Klarna is changing how it handles customer support. The company is moving to a gig-based hybrid model that mixes freelance workers with artificial intelligence. The shift puts a spotlight on a familiar tension in business: how to cut costs without hurting service quality.
Why the model matters
Customer service is expensive. Full-time staff require salaries, benefits, and ongoing training. Klarna's new approach uses gig workers — people hired on short-term or part-time contracts — and AI systems to handle inquiries. That could lower expenses. But it also raises questions. Can a part-time worker know the product as well as a full-timer? Can a chatbot handle a frustrated customer?
The role of AI
AI can handle simple tasks fast. It doesn't take breaks, and it can juggle dozens of conversations at once. For Klarna, that means routine requests — like checking an order status or resetting a password — can be automated. That frees up human workers for trickier problems. But AI still struggles with nuance. It can't read tone or pick up on subtle cues.
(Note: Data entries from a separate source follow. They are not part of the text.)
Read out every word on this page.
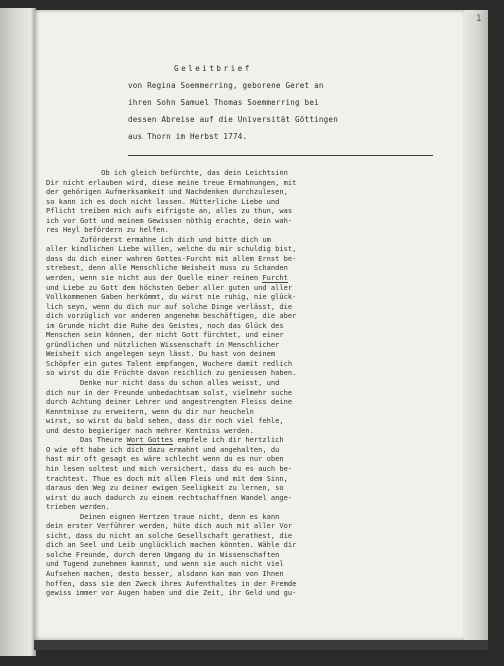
1
Geleitbrief
von Regina Soemmerring, geborene Geret an
ihren Sohn Samuel Thomas Soemmerring bei
dessen Abreise auf die Universität Göttingen
aus Thorn im Herbst 1774.
Ob ich gleich befürchte, das dein Leichtsinn
Dir nicht erlauben wird, diese meine treue Ermahnungen, mit
der gehörigen Aufmerksamkeit und Nachdenken durchzulesen,
so kann ich es doch nicht lassen. Mütterliche Liebe und
Pflicht treiben mich aufs eifrigste an, alles zu thun, was
ich vor Gott und meinem Gewissen nöthig erachte, dein wah-
res Heyl befördern zu helfen.
Zuförderst ermahne ich dich und bitte dich um
aller kindlichen Liebe willen, welche du mir schuldig bist,
dass du dich einer wahren Gottes-Furcht mit allem Ernst be-
strebest, denn alle Menschliche Weisheit muss zu Schanden
werden, wenn sie nicht aus der Quelle einer reinen Furcht
und Liebe zu Gott dem höchsten Geber aller guten und aller
Vollkommenen Gaben herkömmt, du wirst nie ruhig, nie glück-
lich seyn, wenn du dich nur auf solche Dinge verlässt, die
dich vorzüglich vor anderen angenehm beschäftigen, die aber
im Grunde nicht die Ruhe des Geistes, noch das Glück des
Menschen sein können, der nicht Gott fürchtet, und einer
gründlichen und nützlichen Wissenschaft in Menschlicher
Weisheit sich angelegen seyn lässt. Du hast von deinem
Schöpfer ein gutes Talent empfangen, Wuchere damit redlich
so wirst du die Früchte davon reichlich zu geniessen haben.
Denke nur nicht dass du schon alles weisst, und
dich nur in der Freunde unbedachtsam solst, vielmehr suche
durch Achtung deiner Lehrer und angestrengten Fleiss deine
Kenntnisse zu erweitern, wenn du dir nur heucheln
wirst, so wirst du bald sehen, dass dir noch viel fehle,
und desto begieriger nach mehrer Kentniss werden.
Das Theure Wort Gottes empfele ich dir hertzlich
O wie oft habe ich dich dazu ermahnt und angehalten, du
hast mir oft gesagt es wäre schlecht wenn du es nur oben
hin lesen soltest und mich versichert, dass du es auch be-
trachtest. Thue es doch mit allem Fleis und mit dem Sinn,
daraus den Weg zu deiner ewigen Seeligkeit zu lernen, so
wirst du auch dadurch zu einem rechtschaffnen Wandel ange-
trieben werden.
Deinen eignen Hertzen traue nicht, denn es kann
dein erster Verführer werden, hüte dich auch mit aller Vor
sicht, dass du nicht an solche Gesellschaft gerathest, die
dich an Seel und Leib unglücklich machen könnten. Wähle dir
solche Freunde, durch deren Umgang du in Wissenschaften
und Tugend zunehmen kannst, und wenn sie auch nicht viel
Aufsehen machen, desto besser, alsdann kan man von Ihnen
hoffen, dass sie den Zweck ihres Aufenthaltes in der Fremde
gewiss immer vor Augen haben und die Zeit, ihr Geld und gu-
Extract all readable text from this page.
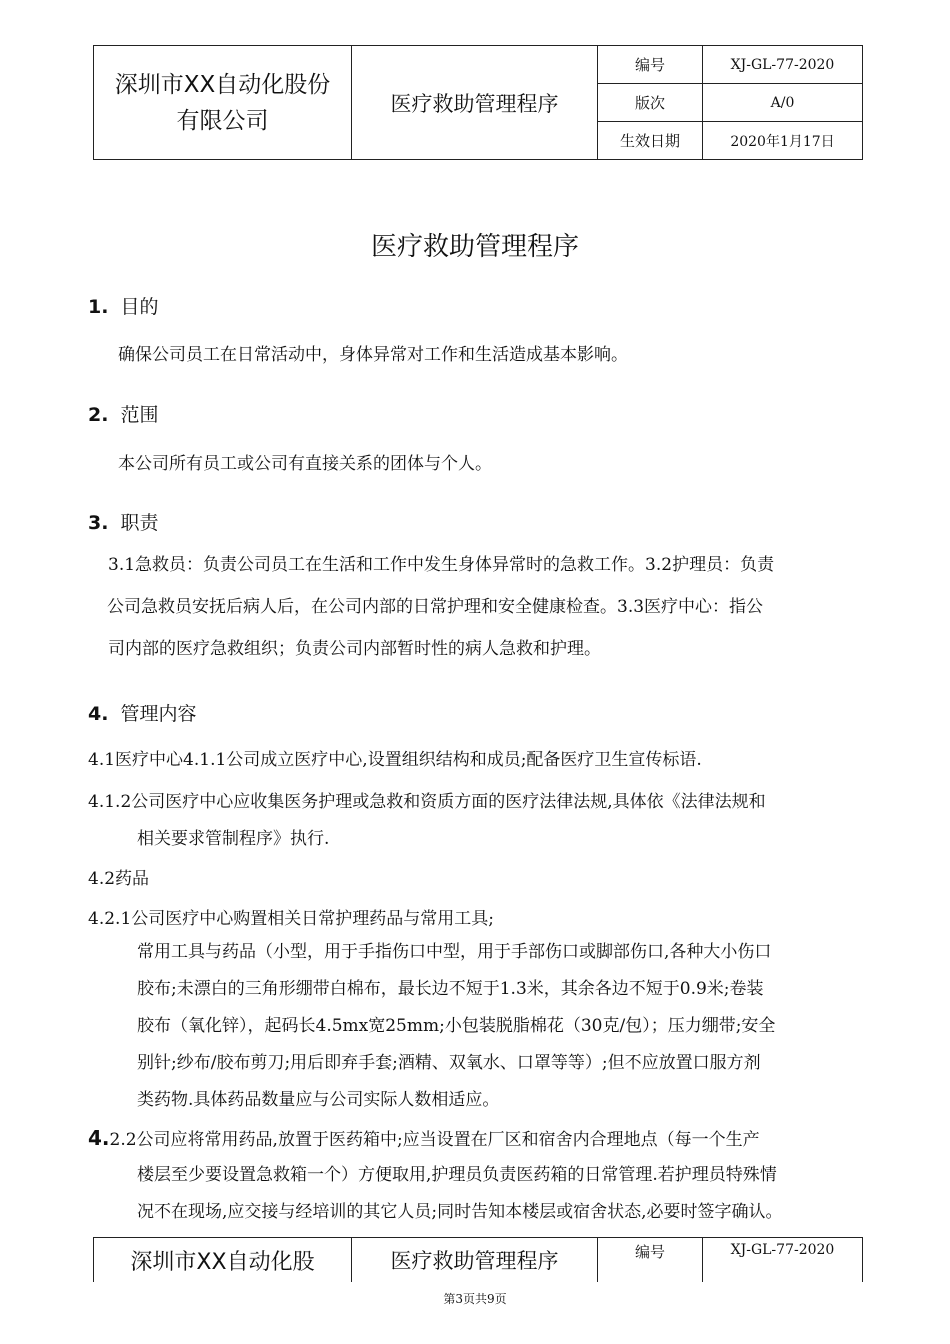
深圳市XX自动化股份有限公司	医疗救助管理程序	编号	XJ-GL-77-2020
		版次	A/0
		生效日期	2020年1月17日
医疗救助管理程序
1. 目的
确保公司员工在日常活动中，身体异常对工作和生活造成基本影响。
2. 范围
本公司所有员工或公司有直接关系的团体与个人。
3. 职责
3.1急救员：负责公司员工在生活和工作中发生身体异常时的急救工作。3.2护理员：负责
公司急救员安抚后病人后，在公司内部的日常护理和安全健康检查。3.3医疗中心：指公
司内部的医疗急救组织；负责公司内部暂时性的病人急救和护理。
4. 管理内容
4.1医疗中心4.1.1公司成立医疗中心,设置组织结构和成员;配备医疗卫生宣传标语.
4.1.2公司医疗中心应收集医务护理或急救和资质方面的医疗法律法规,具体依《法律法规和
相关要求管制程序》执行.
4.2药品
4.2.1公司医疗中心购置相关日常护理药品与常用工具;
常用工具与药品（小型，用于手指伤口中型，用于手部伤口或脚部伤口,各种大小伤口
胶布;未漂白的三角形绷带白棉布，最长边不短于1.3米，其余各边不短于0.9米;卷装
胶布（氧化锌），起码长4.5mx宽25mm;小包装脱脂棉花（30克/包）；压力绷带;安全
别针;纱布/胶布剪刀;用后即弃手套;酒精、双氧水、口罩等等）;但不应放置口服方剂
类药物.具体药品数量应与公司实际人数相适应。
4.2.2公司应将常用药品,放置于医药箱中;应当设置在厂区和宿舍内合理地点（每一个生产
楼层至少要设置急救箱一个）方便取用,护理员负责医药箱的日常管理.若护理员特殊情
况不在现场,应交接与经培训的其它人员;同时告知本楼层或宿舍状态,必要时签字确认。
深圳市XX自动化股	医疗救助管理程序	编号	XJ-GL-77-2020
第3页共9页
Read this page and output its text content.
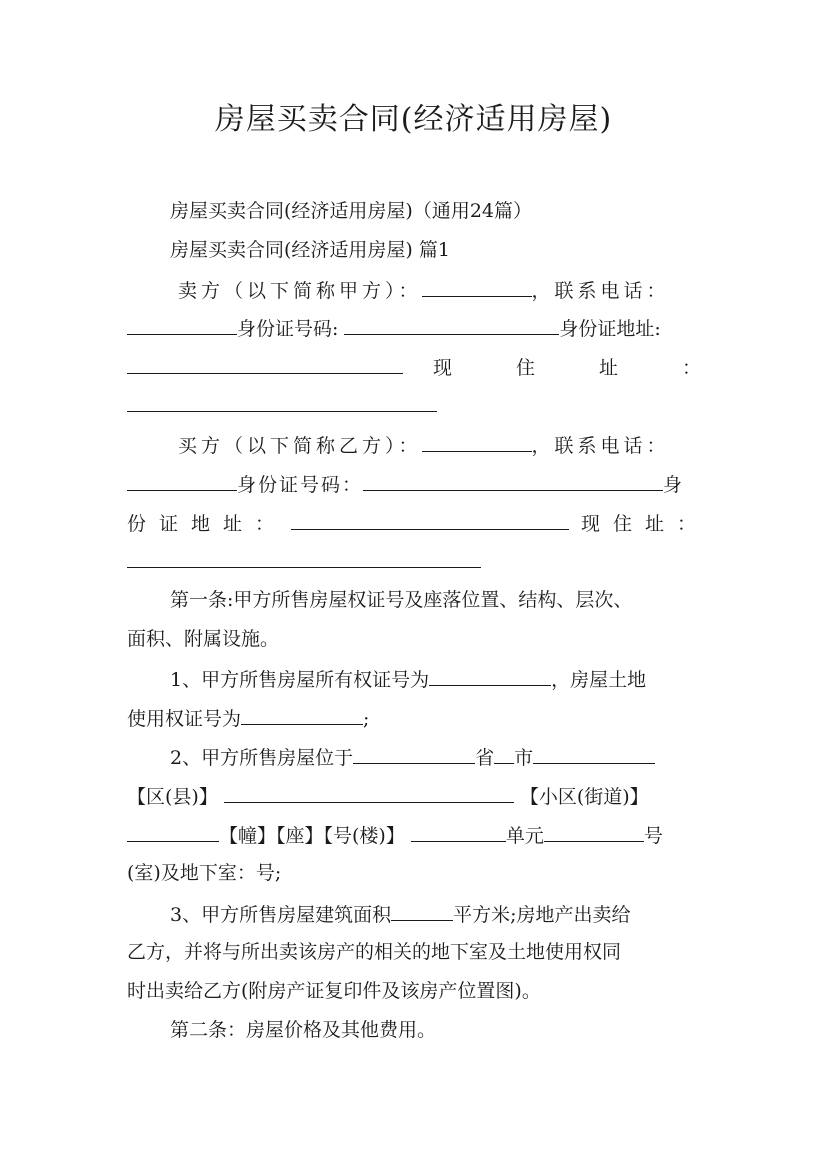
房屋买卖合同(经济适用房屋)
房屋买卖合同(经济适用房屋)（通用24篇）
房屋买卖合同(经济适用房屋) 篇1
卖方（以下简称甲方）：	，联系电话：
身份证号码:	身份证地址:
现住址：
买方（以下简称乙方）：	，联系电话：
身份证号码：	身
份证地址：	现住址：
第一条:甲方所售房屋权证号及座落位置、结构、层次、
面积、附属设施。
1、甲方所售房屋所有权证号为	，房屋土地
使用权证号为	;
2、甲方所售房屋位于	省 市
【区(县)】	【小区(街道)】
【幢】【座】【号(楼)】	单元	号
(室)及地下室：号;
3、甲方所售房屋建筑面积	平方米;房地产出卖给
乙方，并将与所出卖该房产的相关的地下室及土地使用权同
时出卖给乙方(附房产证复印件及该房产位置图)。
第二条：房屋价格及其他费用。
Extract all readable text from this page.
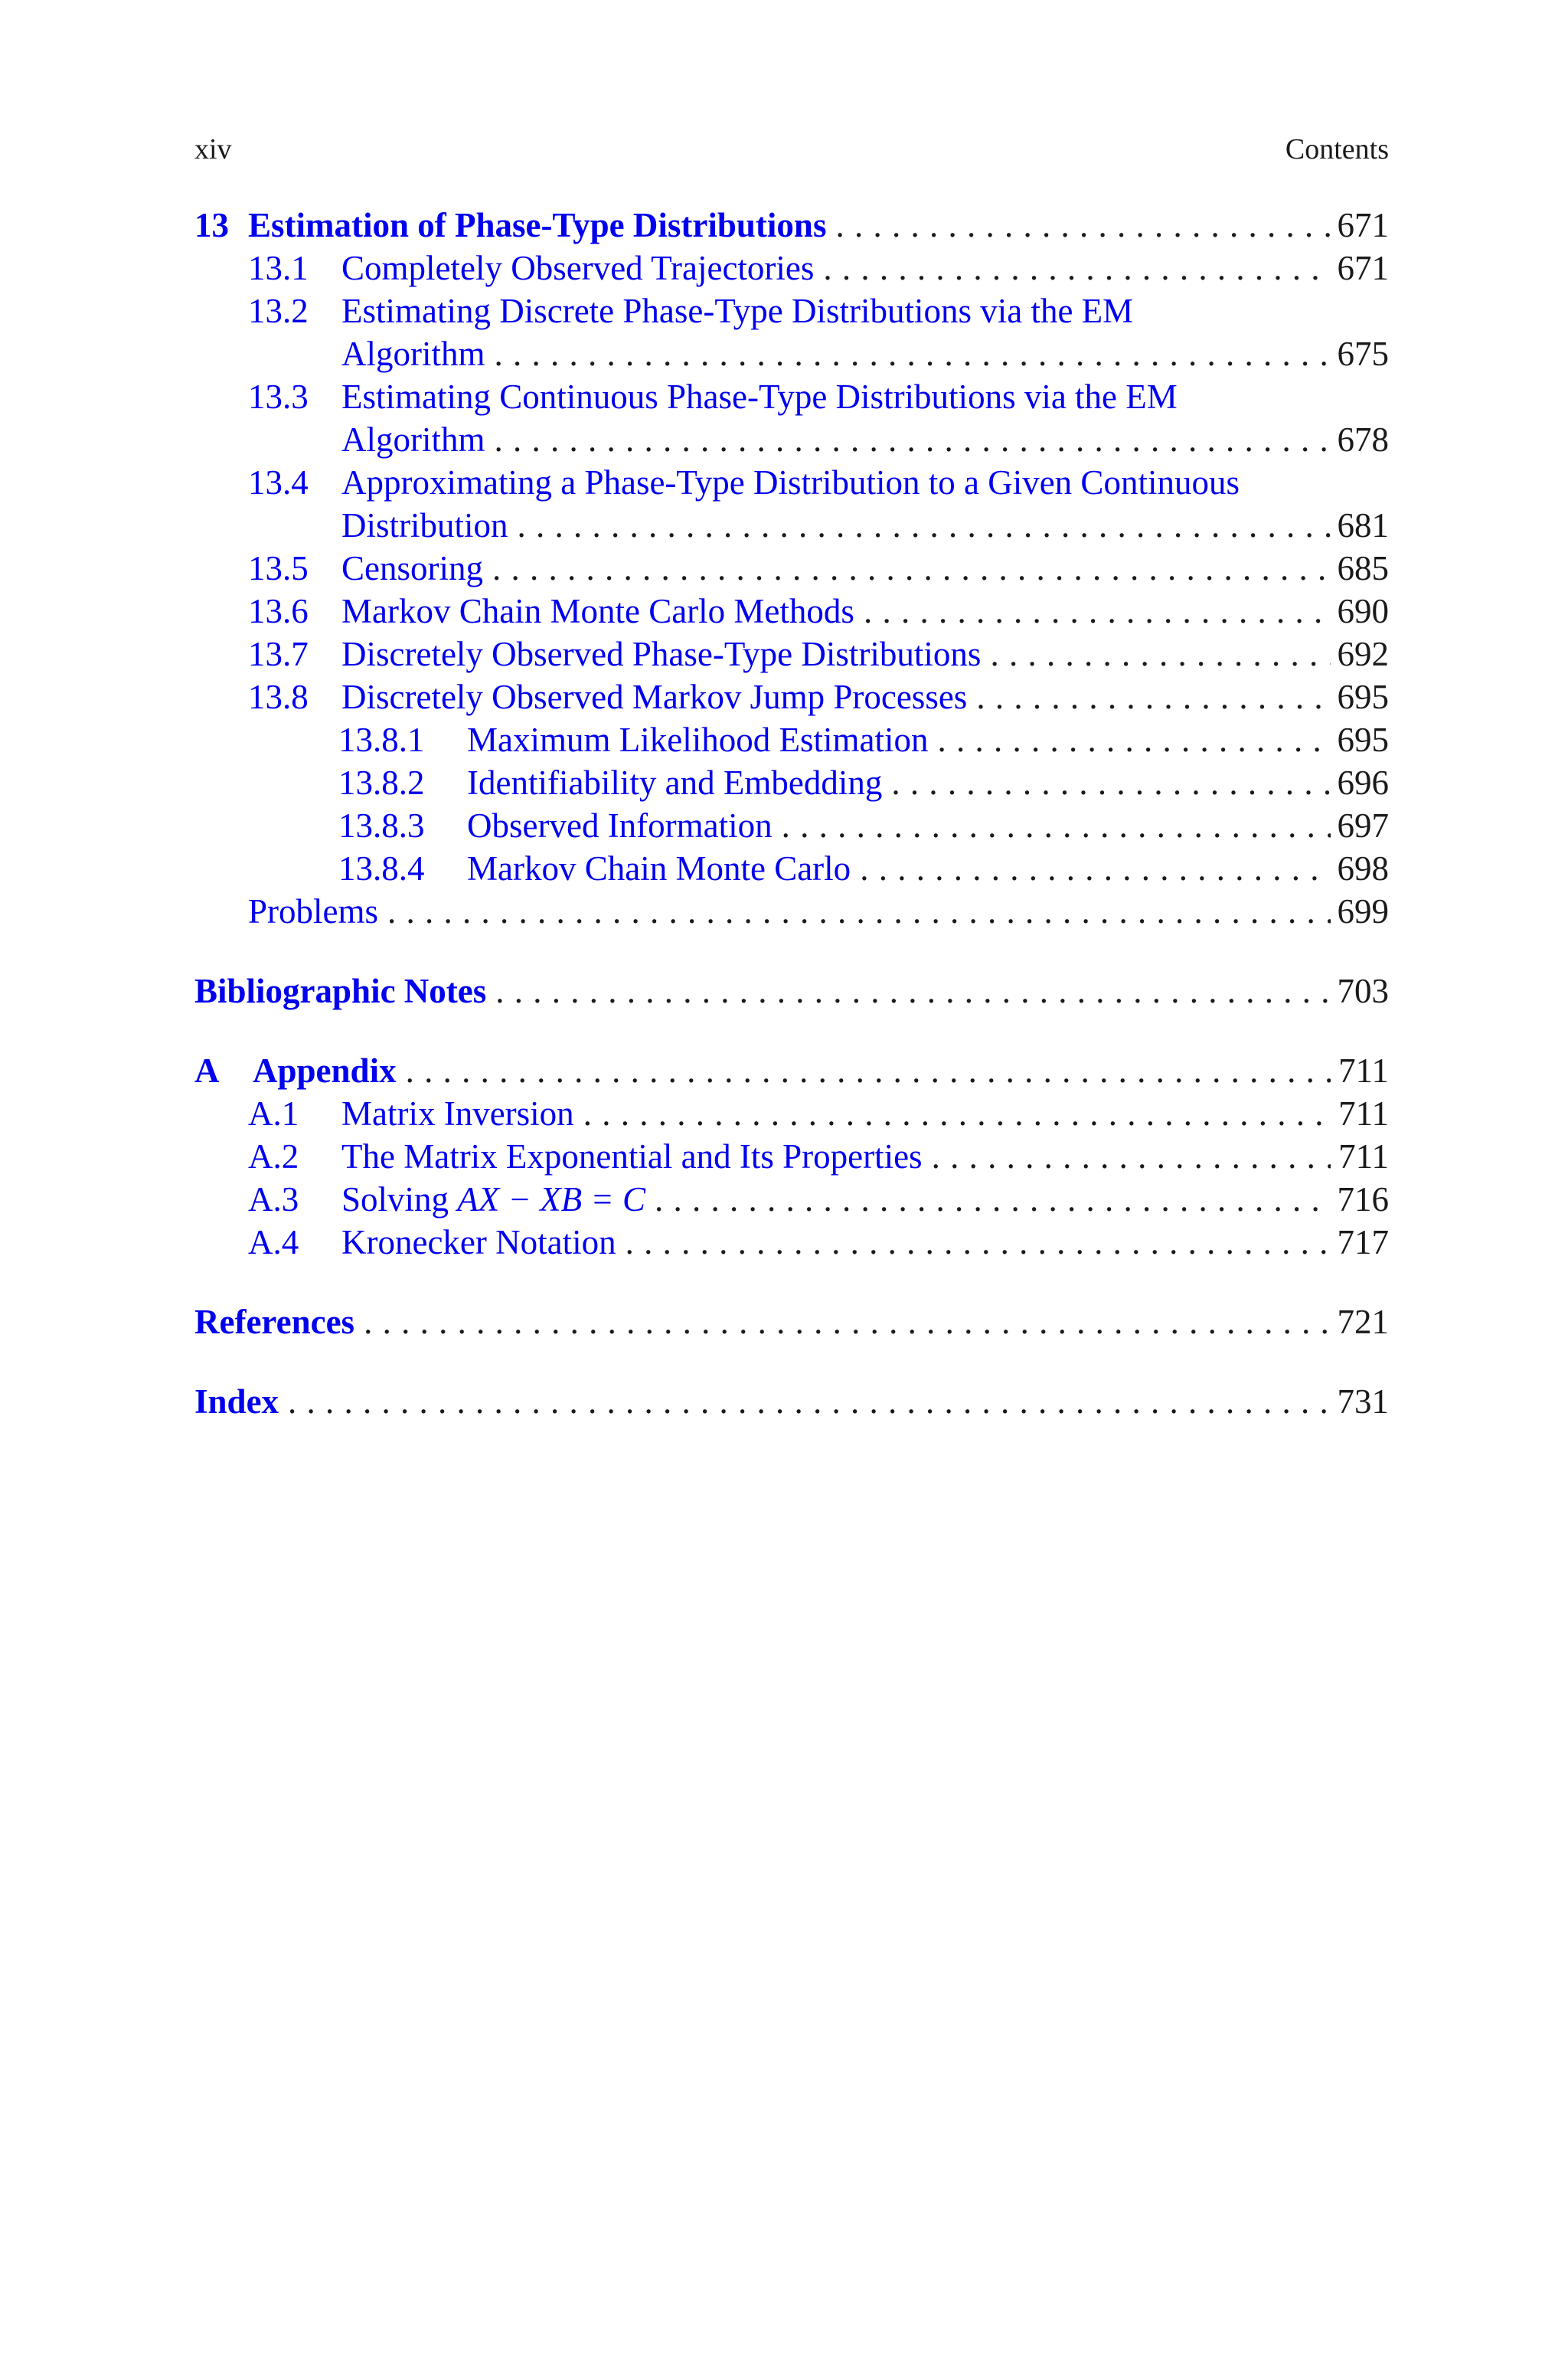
xiv	Contents
13 Estimation of Phase-Type Distributions . . .	671
13.1 Completely Observed Trajectories . . .	671
13.2 Estimating Discrete Phase-Type Distributions via the EM
Algorithm . . .	675
13.3 Estimating Continuous Phase-Type Distributions via the EM
Algorithm . . .	678
13.4 Approximating a Phase-Type Distribution to a Given Continuous
Distribution . . .	681
13.5 Censoring . . .	685
13.6 Markov Chain Monte Carlo Methods . . .	690
13.7 Discretely Observed Phase-Type Distributions . . .	692
13.8 Discretely Observed Markov Jump Processes . . .	695
13.8.1 Maximum Likelihood Estimation . . .	695
13.8.2 Identifiability and Embedding . . .	696
13.8.3 Observed Information . . .	697
13.8.4 Markov Chain Monte Carlo . . .	698
Problems . . .	699
Bibliographic Notes . . .	703
A Appendix . . .	711
A.1 Matrix Inversion . . .	711
A.2 The Matrix Exponential and Its Properties . . .	711
A.3 Solving AX − XB = C . . .	716
A.4 Kronecker Notation . . .	717
References . . .	721
Index . . .	731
When a customer is upset, a bot might give a textbook answer that makes things worse.
The gig piece
Gig workers offer flexibility. Klarna can scale up during busy periods and pull back when things slow down. That's cheaper than keeping a fixed team. But gig workers don't always get the same training or investment. Turnover can be high. Consistency suffers. Klarna will need to figure out how to keep quality up when the workforce is fluid.
The hybrid model tries to get the best of both worlds. AI handles the volume. Gig workers handle the complexity. But the two have to work together smoothly. A customer who starts with a chatbot and then gets transferred to a human shouldn't have to repeat everything. That kind of integration is hard to pull off.
Klarna isn't the first company to try this. Many businesses are experimenting with AI and flexible labor to trim costs. The difference is in execution. If Klarna can make the model work — keeping customers happy while spending less — it could set a template for others. If it fails, the backlash could be quick. People notice when service slips.
The company hasn't announced a timeline for when the new model will be fully in place. For now, the move signals a broader shift: the old way of staffing customer service is giving way to something leaner, more automated, and less permanent. The question is whether that something can also be good.